Estados Unidos hizo todo lo posible para intentar sabotear las elecciones nicaragüenses y los medios de comunicación estadounidenses no dijeron nada positivo sobre ellas; mientras que para el gobierno y los medios de comunicación estadounidenses las elecciones costarricenses fueron promocionadas como unas de las mejores de América Latina.

El 16 de noviembre de 2021, el gobierno de Biden prohibió a los funcionarios nicaragüenses, incluido el presidente Daniel Ortega, entrar en Estados Unidos en respuesta a la negativa de Nicaragua a considerar las acusaciones de que sus elecciones presidenciales del 7 de noviembre fueron fraudulentas. Con más del 75% de los votos, el FSLN (Frente Sandinista de Liberación Nacional) consiguió otra victoria para su presidente, Daniel Ortega.

Los dos procesos electorales

En marcado contraste, Costa Rica es constantemente aclamada como el faro de la democracia por los Estados Unidos y, sin embargo, tiene algunas cuestiones problemáticas cuando se trata de la estructura actual de su democracia. La “Auditoría Ciudadana sobre la Calidad de la Democracia en Costa Rica”, mostró muchos elementos de prácticas antidemocráticas que ocurren en el país.

El 6 de febrero, Costa Rica celebró su primera ronda de elecciones presidenciales con 25 candidatos. También se disputaron los 57 escaños de la asamblea legislativa nacional. El Tribunal Supremo de Elecciones (TSE) calculó que el ex presidente de Costa Rica, Jorge Figueres, con el 27.29%, y Rodrigo Chaves, del Partido del Progreso Social y Democrático (PPSD), con el 16.66%, fueron los más votados y pasarán a una segunda vuelta final el 3 de abril de 2022.

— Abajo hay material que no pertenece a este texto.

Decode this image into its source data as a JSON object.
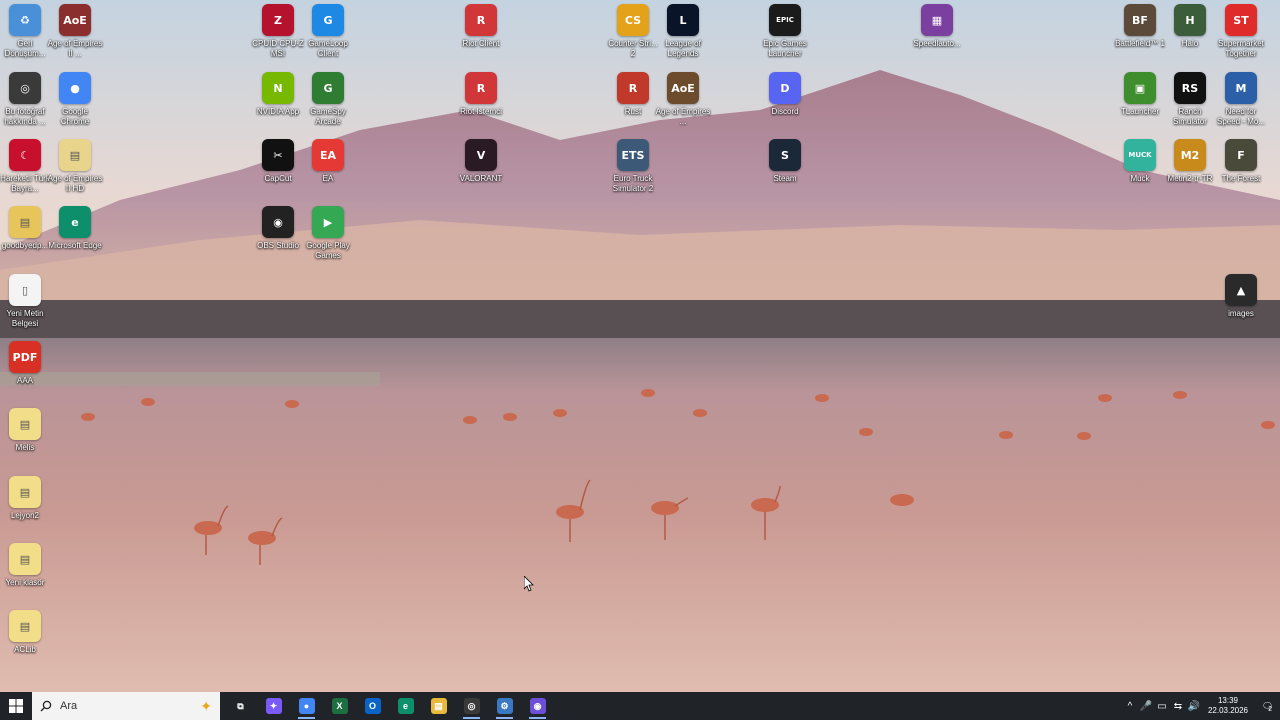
{
  "desktop_icons": [
    {
      "label": "Geri Dönüşüm...",
      "glyph": "♻",
      "color": "#4a90d9"
    },
    {
      "label": "Age of Empires II ...",
      "glyph": "AoE",
      "color": "#8b2e2e"
    },
    {
      "label": "CPUID CPU-Z MSI",
      "glyph": "Z",
      "color": "#b5122e"
    },
    {
      "label": "GameLoop Client",
      "glyph": "G",
      "color": "#1e88e5"
    },
    {
      "label": "Riot Client",
      "glyph": "R",
      "color": "#d13639"
    },
    {
      "label": "Counter Stri... 2",
      "glyph": "CS",
      "color": "#e3a21a"
    },
    {
      "label": "League of Legends",
      "glyph": "L",
      "color": "#0a1428"
    },
    {
      "label": "Epic Games Launcher",
      "glyph": "EPIC",
      "color": "#1b1b1b"
    },
    {
      "label": "Speedlauto...",
      "glyph": "▦",
      "color": "#7b3fa0"
    },
    {
      "label": "Battlefield™ 1",
      "glyph": "BF",
      "color": "#5b4a3a"
    },
    {
      "label": "Halo",
      "glyph": "H",
      "color": "#3b5d3a"
    },
    {
      "label": "Supermarket Together",
      "glyph": "ST",
      "color": "#e02b2b"
    },
    {
      "label": "Bu fotoğraf hakkında ...",
      "glyph": "◎",
      "color": "#3a3a3a"
    },
    {
      "label": "Google Chrome",
      "glyph": "●",
      "color": "#4285f4"
    },
    {
      "label": "NVIDIA App",
      "glyph": "N",
      "color": "#76b900"
    },
    {
      "label": "GameSpy Arcade",
      "glyph": "G",
      "color": "#2e7d32"
    },
    {
      "label": "Riot Istemci",
      "glyph": "R",
      "color": "#d13639"
    },
    {
      "label": "Rust",
      "glyph": "R",
      "color": "#c0392b"
    },
    {
      "label": "Age of Empires ...",
      "glyph": "AoE",
      "color": "#6d4c2e"
    },
    {
      "label": "Discord",
      "glyph": "D",
      "color": "#5865f2"
    },
    {
      "label": "TLauncher",
      "glyph": "▣",
      "color": "#3e8e2e"
    },
    {
      "label": "Ranch Simulator",
      "glyph": "RS",
      "color": "#111111"
    },
    {
      "label": "Need for Speed - Mo...",
      "glyph": "M",
      "color": "#2b5fa8"
    },
    {
      "label": "Hareketli Türk Bayra...",
      "glyph": "☾",
      "color": "#c8102e"
    },
    {
      "label": "Age of Empires II HD",
      "glyph": "▤",
      "color": "#e8d48b"
    },
    {
      "label": "CapCut",
      "glyph": "✂",
      "color": "#111111"
    },
    {
      "label": "EA",
      "glyph": "EA",
      "color": "#e53935"
    },
    {
      "label": "VALORANT",
      "glyph": "V",
      "color": "#2a1a24"
    },
    {
      "label": "Euro Truck Simulator 2",
      "glyph": "ETS",
      "color": "#3c5a78"
    },
    {
      "label": "Steam",
      "glyph": "S",
      "color": "#1b2838"
    },
    {
      "label": "Muck",
      "glyph": "MUCK",
      "color": "#31b39d"
    },
    {
      "label": "Metin2-tr-TR",
      "glyph": "M2",
      "color": "#c98a1c"
    },
    {
      "label": "The Forest",
      "glyph": "F",
      "color": "#4a4a3a"
    },
    {
      "label": "goodbyedp...",
      "glyph": "▤",
      "color": "#e8c55a"
    },
    {
      "label": "Microsoft Edge",
      "glyph": "e",
      "color": "#0c8f6a"
    },
    {
      "label": "OBS Studio",
      "glyph": "◉",
      "color": "#222222"
    },
    {
      "label": "Google Play Games",
      "glyph": "▶",
      "color": "#34a853"
    },
    {
      "label": "Yeni Metin Belgesi",
      "glyph": "▯",
      "color": "#f4f4f4"
    },
    {
      "label": "images",
      "glyph": "▲",
      "color": "#2a2a2a"
    },
    {
      "label": "AAA",
      "glyph": "PDF",
      "color": "#d93025"
    },
    {
      "label": "Melis",
      "glyph": "▤",
      "color": "#f2dd88"
    },
    {
      "label": "Lejyon2",
      "glyph": "▤",
      "color": "#f2dd88"
    },
    {
      "label": "Yeni klasör",
      "glyph": "▤",
      "color": "#f2dd88"
    },
    {
      "label": "ACLib",
      "glyph": "▤",
      "color": "#f2dd88"
    }
  ],
  "taskbar": {
    "search_placeholder": "Ara",
    "apps": [
      {
        "name": "task-view",
        "glyph": "⧉",
        "color": "#202328",
        "active": false
      },
      {
        "name": "copilot",
        "glyph": "✦",
        "color": "#7a5af8",
        "active": false
      },
      {
        "name": "chrome",
        "glyph": "●",
        "color": "#4285f4",
        "active": true
      },
      {
        "name": "excel",
        "glyph": "X",
        "color": "#1d6f42",
        "active": false
      },
      {
        "name": "outlook",
        "glyph": "O",
        "color": "#0a64c8",
        "active": false
      },
      {
        "name": "edge",
        "glyph": "e",
        "color": "#0c8f6a",
        "active": false
      },
      {
        "name": "file-explorer",
        "glyph": "▤",
        "color": "#e8b93a",
        "active": false
      },
      {
        "name": "app-red",
        "glyph": "◎",
        "color": "#3a3a3a",
        "active": true
      },
      {
        "name": "app-settings",
        "glyph": "⚙",
        "color": "#3a78c2",
        "active": true
      },
      {
        "name": "app-chat",
        "glyph": "◉",
        "color": "#6b4fd8",
        "active": true
      }
    ],
    "tray_icons": [
      "^",
      "🎤",
      "▭",
      "⇆",
      "🔊"
    ],
    "time": "13:39",
    "date": "22.03.2026",
    "notification_count": "2"
  },
  "colors": {
    "taskbar": "#202328",
    "sky_top": "#ccd8e3",
    "lake": "#d0a69c"
  }
}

Según el TSE, el 40% de los votantes con derecho a voto no acudió a la primera ronda electoral. En las elecciones de Nicaragua participó un porcentaje mayor de votantes elegibles (66%) que en Costa Rica (alrededor del 60%).

Incluso antes de que las elecciones nicaragüenses del 7 de noviembre de 2021 tuvieran lugar, la maquinaria de propaganda de EEUU, compuesta por agencias del gobierno de EEUU, la Organización de Estados Americanos (OEA) controlada por EEUU y los medios de comunicación corporativos, calificaron las elecciones como ilegítimas, impulsando noticias falsas y desinformación para intentar subvertir la validez de las elecciones de Nicaragua.

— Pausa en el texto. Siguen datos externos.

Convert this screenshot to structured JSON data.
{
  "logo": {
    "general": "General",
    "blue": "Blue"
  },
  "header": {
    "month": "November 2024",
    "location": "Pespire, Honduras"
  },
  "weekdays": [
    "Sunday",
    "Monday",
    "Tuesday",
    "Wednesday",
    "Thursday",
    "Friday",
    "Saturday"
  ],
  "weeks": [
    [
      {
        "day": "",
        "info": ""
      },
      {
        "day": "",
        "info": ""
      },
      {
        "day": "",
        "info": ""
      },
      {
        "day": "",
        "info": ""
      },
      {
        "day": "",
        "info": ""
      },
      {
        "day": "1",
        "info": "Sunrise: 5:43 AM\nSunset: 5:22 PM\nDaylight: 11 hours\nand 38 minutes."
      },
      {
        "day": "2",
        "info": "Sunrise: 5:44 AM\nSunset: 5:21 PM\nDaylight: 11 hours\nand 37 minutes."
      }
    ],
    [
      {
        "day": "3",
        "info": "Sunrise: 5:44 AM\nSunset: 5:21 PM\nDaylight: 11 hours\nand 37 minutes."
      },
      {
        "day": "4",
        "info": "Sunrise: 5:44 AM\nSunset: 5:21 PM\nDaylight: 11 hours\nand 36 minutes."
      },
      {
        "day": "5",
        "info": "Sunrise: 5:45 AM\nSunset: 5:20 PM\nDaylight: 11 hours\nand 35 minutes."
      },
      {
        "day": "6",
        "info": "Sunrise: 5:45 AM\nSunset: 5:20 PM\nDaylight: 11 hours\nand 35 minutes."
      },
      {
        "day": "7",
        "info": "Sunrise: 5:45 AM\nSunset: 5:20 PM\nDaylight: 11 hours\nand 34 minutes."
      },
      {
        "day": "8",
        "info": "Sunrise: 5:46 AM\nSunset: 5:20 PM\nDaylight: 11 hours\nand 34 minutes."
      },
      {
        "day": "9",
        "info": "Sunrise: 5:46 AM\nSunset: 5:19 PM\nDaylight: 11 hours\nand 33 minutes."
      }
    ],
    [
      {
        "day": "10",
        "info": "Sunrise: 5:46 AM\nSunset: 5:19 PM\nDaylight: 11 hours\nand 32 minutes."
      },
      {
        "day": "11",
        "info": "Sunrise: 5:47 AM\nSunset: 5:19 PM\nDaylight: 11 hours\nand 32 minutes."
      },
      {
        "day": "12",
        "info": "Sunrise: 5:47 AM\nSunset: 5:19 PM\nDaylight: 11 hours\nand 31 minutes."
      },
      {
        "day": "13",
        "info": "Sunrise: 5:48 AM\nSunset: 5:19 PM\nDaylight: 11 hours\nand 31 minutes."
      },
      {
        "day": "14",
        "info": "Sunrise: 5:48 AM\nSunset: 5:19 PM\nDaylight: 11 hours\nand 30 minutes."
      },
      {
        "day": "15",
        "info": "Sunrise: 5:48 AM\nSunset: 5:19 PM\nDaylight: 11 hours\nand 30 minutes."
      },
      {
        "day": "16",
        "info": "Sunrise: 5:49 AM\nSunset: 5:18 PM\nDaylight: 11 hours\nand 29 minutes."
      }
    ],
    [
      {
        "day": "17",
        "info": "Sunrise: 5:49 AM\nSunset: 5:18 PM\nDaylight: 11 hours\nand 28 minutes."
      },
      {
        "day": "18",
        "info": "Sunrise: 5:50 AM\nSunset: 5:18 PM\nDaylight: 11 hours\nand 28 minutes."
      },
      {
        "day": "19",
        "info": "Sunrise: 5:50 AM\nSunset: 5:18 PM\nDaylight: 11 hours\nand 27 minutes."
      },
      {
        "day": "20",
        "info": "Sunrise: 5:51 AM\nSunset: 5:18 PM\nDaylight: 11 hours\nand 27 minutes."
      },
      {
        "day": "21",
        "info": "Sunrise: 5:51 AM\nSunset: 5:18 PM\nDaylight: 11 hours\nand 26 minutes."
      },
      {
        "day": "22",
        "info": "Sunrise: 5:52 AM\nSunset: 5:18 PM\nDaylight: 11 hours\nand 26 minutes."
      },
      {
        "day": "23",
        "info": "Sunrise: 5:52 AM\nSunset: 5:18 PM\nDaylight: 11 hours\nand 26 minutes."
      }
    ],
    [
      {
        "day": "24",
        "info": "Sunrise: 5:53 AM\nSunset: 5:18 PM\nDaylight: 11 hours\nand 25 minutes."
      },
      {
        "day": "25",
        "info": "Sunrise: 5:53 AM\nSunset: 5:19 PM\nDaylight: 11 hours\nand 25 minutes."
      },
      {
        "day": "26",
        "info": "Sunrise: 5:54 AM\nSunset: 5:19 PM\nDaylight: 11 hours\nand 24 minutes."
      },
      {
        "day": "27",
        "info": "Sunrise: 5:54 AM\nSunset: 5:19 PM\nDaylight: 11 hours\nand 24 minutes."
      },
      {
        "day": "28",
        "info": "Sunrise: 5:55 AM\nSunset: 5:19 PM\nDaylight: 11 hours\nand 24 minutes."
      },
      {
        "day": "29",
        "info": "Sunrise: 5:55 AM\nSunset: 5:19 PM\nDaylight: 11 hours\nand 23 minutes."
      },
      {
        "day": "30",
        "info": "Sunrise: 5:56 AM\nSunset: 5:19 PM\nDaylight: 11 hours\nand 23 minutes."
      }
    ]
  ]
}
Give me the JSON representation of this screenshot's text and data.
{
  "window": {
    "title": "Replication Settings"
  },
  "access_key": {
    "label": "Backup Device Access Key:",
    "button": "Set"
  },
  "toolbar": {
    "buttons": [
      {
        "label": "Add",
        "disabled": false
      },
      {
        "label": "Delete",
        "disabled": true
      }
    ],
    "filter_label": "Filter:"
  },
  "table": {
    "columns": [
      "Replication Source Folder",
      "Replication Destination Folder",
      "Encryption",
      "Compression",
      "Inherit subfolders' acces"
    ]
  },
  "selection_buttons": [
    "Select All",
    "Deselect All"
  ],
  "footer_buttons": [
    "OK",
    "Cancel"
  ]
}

Dos de las principales piezas de desinformación que se repitieron una y otra vez para convertir las mentiras en “verdades” fueron que el presidente Ortega estaba encarcelando a su oposición y que era muy impopular.

Después de las elecciones, EEUU afirmó falsamente que había una baja participación; la participación electoral de Nicaragua, con un 66% de los votantes elegibles, es la más alta de cualquier país de América en los últimos años. El gráfico combina el porcentaje de participación de los votantes elegibles, y Nicaragua también aparece en primer lugar.

Los medios de comunicación de la oposición en Nicaragua y en Estados Unidos hicieron muchas afirmaciones falsas de las que no hay pruebas.

 El recuento final del Consejo Supremo Electoral (CSE) de Nicaragua señaló que el FSLN obtuvo más del 75% de los votos de los que acudieron a las urnas, el 66%.

 En realidad, Ortega no estaba encarcelando a los candidatos de los partidos de la oposición y sigue siendo muy popular, si no venerado, por la mayoría de los nicaragüenses.

 Un 77,5% de los nicaragüenses encuestados días antes de las elecciones, expresaron que para que el país avance social y económicamente, el FSLN debe gobernar el país, porcentaje extremadamente similar al que ganó el FSLN.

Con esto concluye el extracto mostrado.